DEATH AND ALL HIS FRIENDS

All winter we got carried away over on the rooftops, let's get married. All summer we just hurried,
so come over, just be patient, and don't worry.
No I don't want to battle from beginning to end. I don't want a cycle of recycled revenge. I don't want to follow Death and all of his friends.
And, in the end, we lie awake, and we dream of making our escape.

Words fail me as I watch my country turn lock-step into a phalanx of lemmings, marching toward a certain death. In all of the pandemic fiction that's arisen through the years, the assumption has always been that when the big one dropped people would take it seriously, politicians would lead, and the scientists would find a solution eventually.

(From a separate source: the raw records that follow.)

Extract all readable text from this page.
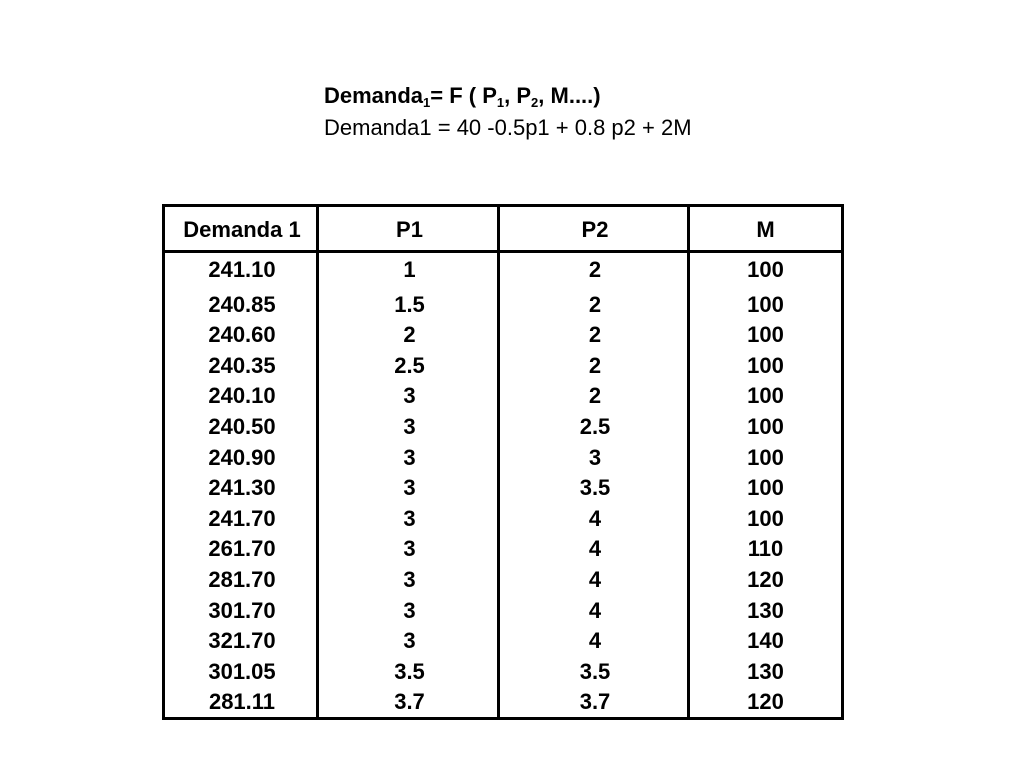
Demanda$_1$= F ( $P_1$, $P_2$, M....)
Demanda1 = 40 -0.5p1 + 0.8 p2 + 2M
Demanda 1	P1	P2	M
241.10	1	2	100
240.85	1.5	2	100
240.60	2	2	100
240.35	2.5	2	100
240.10	3	2	100
240.50	3	2.5	100
240.90	3	3	100
241.30	3	3.5	100
241.70	3	4	100
261.70	3	4	110
281.70	3	4	120
301.70	3	4	130
321.70	3	4	140
301.05	3.5	3.5	130
281.11	3.7	3.7	120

I'm not sure anyone would have imagined that the people wouldn't believe, the politicians wouldn't lead, and the scientists would be silenced.


But here we are.


The cliff looms ahead.



Though, I keep thinking of that scene in Deep Impact when the asteroid piece hits in the middle of the Atlantic Ocean, and for a brief moment the fireball splashing into the ocean is awe-inspiring, silent and beautiful like a Dali painting. And then the tsunami rushes toward the coast, and the roar of armageddon fills the air.


We're in that moment, watching as the asteroid touches down. It's calm and surreal, sitting in my backyard and listening to the birds as they sing away, as the breeze shuffles the leaves of the trees. But 40,000,000 Americans are out of work, with millions more joining their ranks every week. At least 70,000 Americans are dead, with thousands more joining them every day. America has opened back up, with millions of Americans pouring into parks and beaches, and nail salons in an act of stupid defiance. Like a child breaking her toys to protest bedtime, we've collectively decided that destruction is preferable to changing our way of life. We've decided to keep slamming against the rocks rather than change direction.


Words fail me.


I can't describe the grief, the wonder, the rage at this gleeful embrace of Death and all his friends. We march lockstep toward the tsunami, thinking we're getting a nice day at the beach.


I hope we packed our umbrellas because I think we're going to get wet.